Current policy measures are expected to keep the economic recovery going. Recent data has been better than expected. GDP growth is expected to be 5% next year and 4% over 2022. However, RBA estimates that the level of GDP that was seen at the end of 2019 would not be achieved till the end of 2021.

Employment figures have also shown strength as the unemployment forecast for December was quite promising. However, further slump in unemployment is expected in December, with jobless rate likely to rise beyond the current rate of 7%. This would have subsequent effects on the wage rates and prices, which are expected to remain restrained over the coming years.

Related Read: Australia’s Economic Charter: Any Emerging Green Shoots?

Monetary Policy Steps

RBA’s decision to lower interest rate was largely debated because of the strain put by such move on the financial sector. RBA’s interest rate policy has lowered borrowing costs and has bolstered demand in the economy besides reducing the exchange rates.
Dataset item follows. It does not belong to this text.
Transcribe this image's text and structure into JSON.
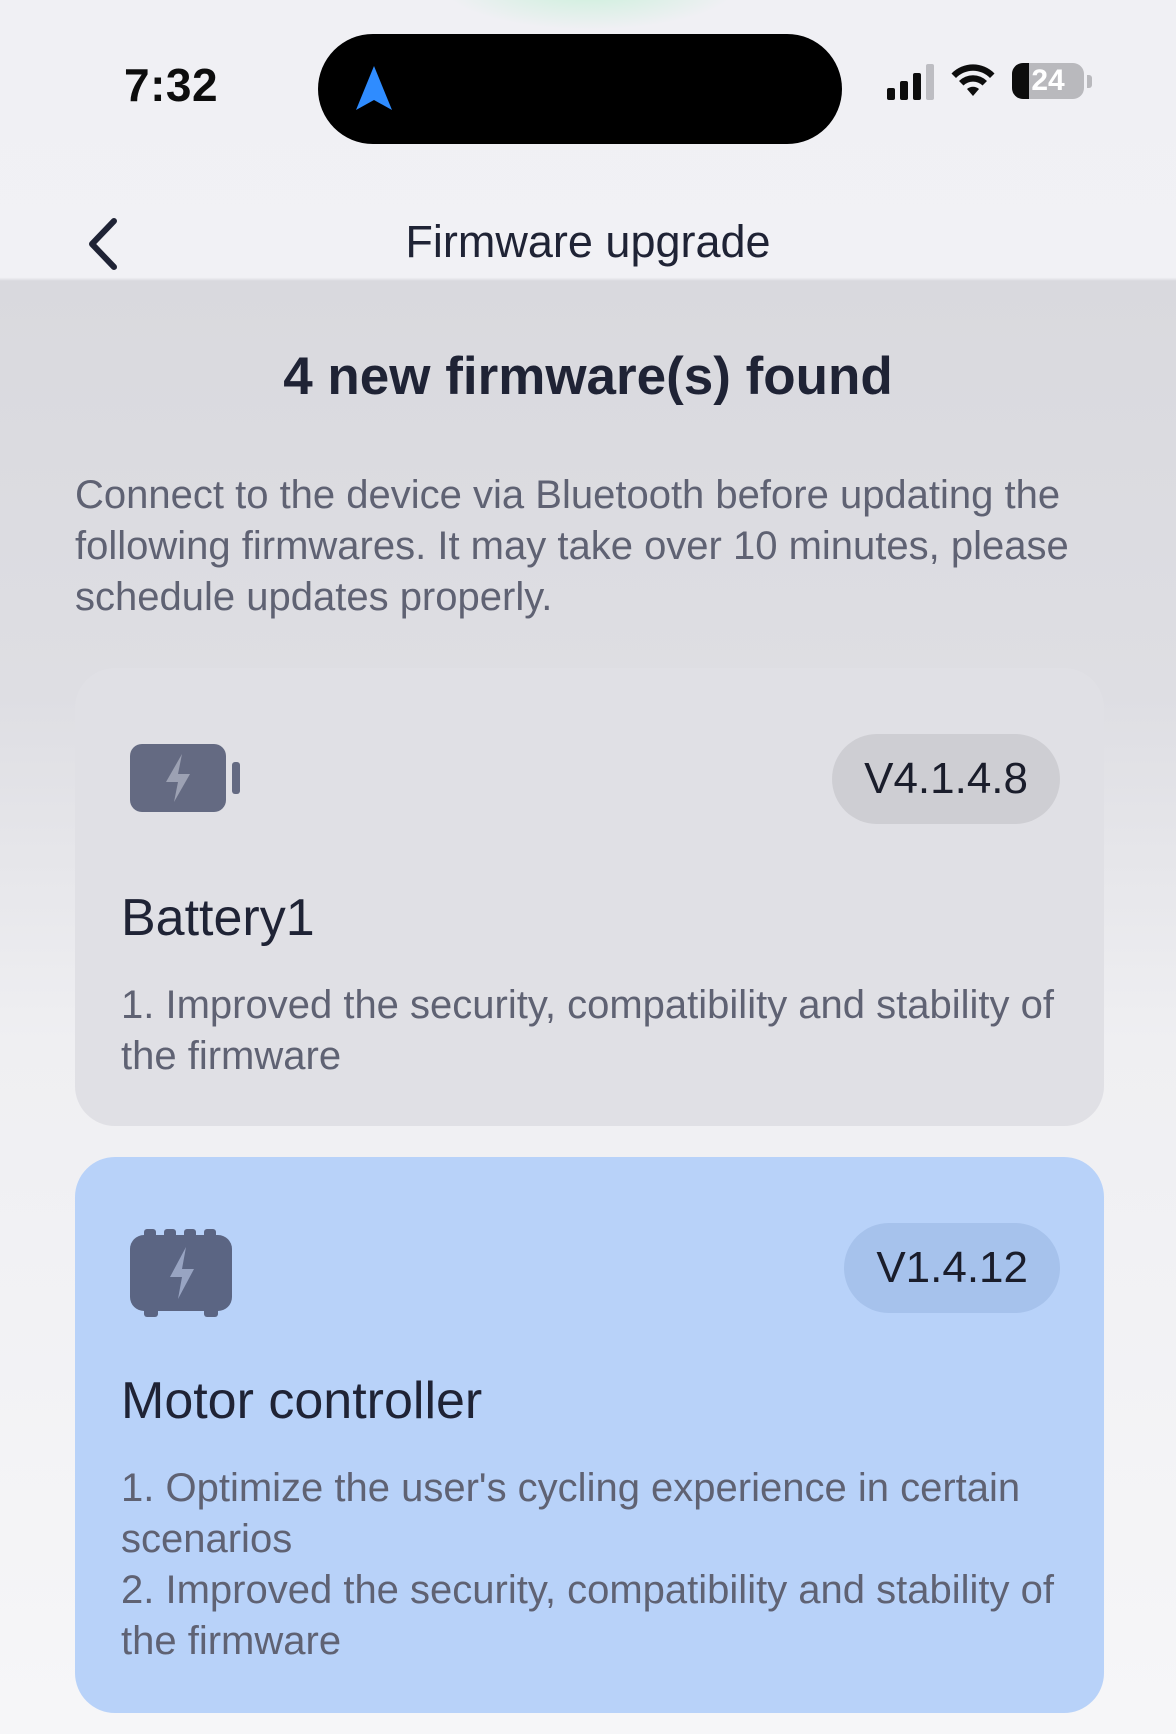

Under the open market operations, RBA has purchased $19 billion of government bonds in the past one month. RBA has also bought $5 billion worth of Australian government securities to support the 3-year yield target. These changes have been adopted with the intent of providing greater liquidity in the economy. As a result, the RBA balance sheet has increased by around $130 billion since the start of 2020.

The cash rate is expected to be maintained at the current level until the inflation target of 2-3% is achieved. Significant improvement to wages is essential for the same to be attained, which is unlikely to happen over the next few years. Importantly, RBA has promised to do more if required.